Hello, I have been searching for a way to extact urls from google cache url search results,I have a file with a list of urls like this
""http://64.233.167.104/search?q=cache:ts2G04wctD0J:www.worldwidewords.org/qa/qa-shi3.htm+%22s---%22&hl=en&ct=clnk&cd=12&gl=ca&ie=UTF-8""
what i need to do is extract the actual url www.worldwidewords.org/qa/qa-shi3.htm which lies between the : and the + and remove the google cache url from the list so I will have a list of regular urls, I also have normal urls in the list which I would like to keep in the list.

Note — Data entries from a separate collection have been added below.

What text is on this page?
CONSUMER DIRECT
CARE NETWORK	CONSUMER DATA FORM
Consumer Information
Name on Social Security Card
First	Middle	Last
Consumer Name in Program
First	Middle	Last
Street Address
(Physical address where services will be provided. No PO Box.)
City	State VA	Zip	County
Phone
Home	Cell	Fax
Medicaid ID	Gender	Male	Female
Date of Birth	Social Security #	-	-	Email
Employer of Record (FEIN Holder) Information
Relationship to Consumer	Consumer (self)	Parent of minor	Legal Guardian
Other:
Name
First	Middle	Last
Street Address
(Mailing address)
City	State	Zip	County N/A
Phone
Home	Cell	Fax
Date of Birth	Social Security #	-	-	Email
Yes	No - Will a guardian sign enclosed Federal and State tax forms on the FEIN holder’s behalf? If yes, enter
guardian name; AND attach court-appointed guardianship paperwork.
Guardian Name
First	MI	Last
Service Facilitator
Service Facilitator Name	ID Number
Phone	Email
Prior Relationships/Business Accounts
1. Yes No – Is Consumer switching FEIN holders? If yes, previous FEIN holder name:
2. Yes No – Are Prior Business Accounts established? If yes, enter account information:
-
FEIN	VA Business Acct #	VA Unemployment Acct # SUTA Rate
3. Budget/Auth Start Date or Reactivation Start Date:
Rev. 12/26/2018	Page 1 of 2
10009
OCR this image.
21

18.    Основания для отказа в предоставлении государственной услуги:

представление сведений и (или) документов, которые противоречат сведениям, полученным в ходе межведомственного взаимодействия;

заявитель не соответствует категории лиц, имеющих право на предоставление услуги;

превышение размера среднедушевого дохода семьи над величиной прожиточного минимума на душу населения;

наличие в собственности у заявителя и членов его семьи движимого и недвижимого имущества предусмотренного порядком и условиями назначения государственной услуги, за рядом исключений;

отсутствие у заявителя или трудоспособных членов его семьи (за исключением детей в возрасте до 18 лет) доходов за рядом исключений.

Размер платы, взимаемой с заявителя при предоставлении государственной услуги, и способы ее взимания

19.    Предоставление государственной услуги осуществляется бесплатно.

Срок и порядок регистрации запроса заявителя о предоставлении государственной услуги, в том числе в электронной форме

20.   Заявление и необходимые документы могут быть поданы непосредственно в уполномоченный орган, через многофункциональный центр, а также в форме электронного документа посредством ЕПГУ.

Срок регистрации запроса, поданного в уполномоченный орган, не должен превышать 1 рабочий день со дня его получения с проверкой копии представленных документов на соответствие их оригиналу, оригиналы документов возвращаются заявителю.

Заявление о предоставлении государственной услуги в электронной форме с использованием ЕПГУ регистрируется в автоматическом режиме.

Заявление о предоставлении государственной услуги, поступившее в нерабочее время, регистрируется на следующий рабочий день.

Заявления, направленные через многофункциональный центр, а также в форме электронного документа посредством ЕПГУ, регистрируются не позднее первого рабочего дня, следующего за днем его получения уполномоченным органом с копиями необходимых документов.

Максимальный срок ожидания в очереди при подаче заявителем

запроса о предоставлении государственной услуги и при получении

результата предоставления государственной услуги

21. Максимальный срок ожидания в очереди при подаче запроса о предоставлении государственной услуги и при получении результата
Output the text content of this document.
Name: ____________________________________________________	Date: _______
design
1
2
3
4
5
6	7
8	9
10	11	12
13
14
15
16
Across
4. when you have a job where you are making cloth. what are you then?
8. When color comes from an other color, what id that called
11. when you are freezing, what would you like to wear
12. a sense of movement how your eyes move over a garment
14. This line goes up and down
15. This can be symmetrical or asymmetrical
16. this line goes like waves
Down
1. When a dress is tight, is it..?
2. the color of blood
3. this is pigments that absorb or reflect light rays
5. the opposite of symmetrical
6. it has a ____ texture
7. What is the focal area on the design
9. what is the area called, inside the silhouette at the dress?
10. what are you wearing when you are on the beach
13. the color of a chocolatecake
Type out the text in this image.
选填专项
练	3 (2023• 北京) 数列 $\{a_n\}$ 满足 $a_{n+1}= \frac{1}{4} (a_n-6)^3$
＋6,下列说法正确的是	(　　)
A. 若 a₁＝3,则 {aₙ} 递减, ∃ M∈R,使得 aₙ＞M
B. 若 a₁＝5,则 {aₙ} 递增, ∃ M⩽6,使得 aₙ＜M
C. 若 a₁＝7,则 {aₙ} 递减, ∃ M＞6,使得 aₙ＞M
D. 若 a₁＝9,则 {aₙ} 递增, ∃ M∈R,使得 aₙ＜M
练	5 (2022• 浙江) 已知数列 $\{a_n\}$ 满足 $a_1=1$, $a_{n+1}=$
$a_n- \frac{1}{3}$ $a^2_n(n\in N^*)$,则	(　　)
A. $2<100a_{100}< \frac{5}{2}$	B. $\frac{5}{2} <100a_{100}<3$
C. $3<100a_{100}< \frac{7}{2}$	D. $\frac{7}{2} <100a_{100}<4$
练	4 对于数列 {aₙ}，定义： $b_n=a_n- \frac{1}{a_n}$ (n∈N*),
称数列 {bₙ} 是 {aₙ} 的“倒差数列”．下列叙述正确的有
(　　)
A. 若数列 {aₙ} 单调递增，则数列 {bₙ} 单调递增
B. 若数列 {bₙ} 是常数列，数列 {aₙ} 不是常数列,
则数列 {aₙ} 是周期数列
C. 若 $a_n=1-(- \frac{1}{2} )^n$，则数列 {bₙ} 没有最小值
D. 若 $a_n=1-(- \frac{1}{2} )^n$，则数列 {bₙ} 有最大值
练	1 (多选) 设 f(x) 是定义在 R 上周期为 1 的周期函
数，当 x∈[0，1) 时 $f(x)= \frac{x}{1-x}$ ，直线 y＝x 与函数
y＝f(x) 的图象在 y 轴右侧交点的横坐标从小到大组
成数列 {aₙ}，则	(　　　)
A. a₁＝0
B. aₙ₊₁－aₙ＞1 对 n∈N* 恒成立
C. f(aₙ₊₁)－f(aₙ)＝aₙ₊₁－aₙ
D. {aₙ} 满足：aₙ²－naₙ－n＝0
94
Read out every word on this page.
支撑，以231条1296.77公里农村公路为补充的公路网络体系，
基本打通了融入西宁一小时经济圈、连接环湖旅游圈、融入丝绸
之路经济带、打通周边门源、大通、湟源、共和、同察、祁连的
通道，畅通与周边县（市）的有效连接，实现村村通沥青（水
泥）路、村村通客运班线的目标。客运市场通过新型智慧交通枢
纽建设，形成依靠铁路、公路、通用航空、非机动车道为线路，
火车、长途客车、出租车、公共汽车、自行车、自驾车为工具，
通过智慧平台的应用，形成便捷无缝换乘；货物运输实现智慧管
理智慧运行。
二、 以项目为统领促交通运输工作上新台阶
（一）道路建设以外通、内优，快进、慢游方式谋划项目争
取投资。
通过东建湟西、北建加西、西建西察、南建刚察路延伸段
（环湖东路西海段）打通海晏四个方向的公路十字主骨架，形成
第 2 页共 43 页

any help would be appreciated
This is the bash script I am using, it searches google and give you a list of urls, takes out everything but the link and pipes them to a file
#!/bin/bash
#
# google.sh
# ---------
# Automatic Google search from the command line.
#
# Syntax : $ google {search terms}
#
if [ -z $1 ]
then
# If no keyword is entered echo try again
#
echo "you didnt tell me what to search....try again"
else
#url variable with the maximum search results (100) per page
#
url='http://google.ca/search?num=100&hl=en&safe=off&q='
appended=0
for searchTerm in "$@"
do
# Replace white spaces in the search terms
#
searchTerm=`echo $searchTerm | sed 's/ /%20/g'`
url="$url%22$searchTerm%22"
if [ $appended -lt `expr $# - 1` ]
then
url="$url"\+
else
url="$url"\&btnG\=Google\+Search\&meta\=
fi
let "appended+=1"
done
lynx -dump $url >> googleresult1
sed 's/http/\^http/g' googleresult1 | tr -s "^" "\n" | grep http| sed 's/\ .*//g' >> googleresults2 #this command extract only the urs
rm googleresult1
cat googleresults2
sed -e '/google/d' googleresults2 >> urls.txt
fi
The sed command at the end removes the results with google.com in them which are the following pages of results
I have tried this sed -n '/:/,/+/p' url.txt but there are three colons in the cache url and I need the text between the third : and the +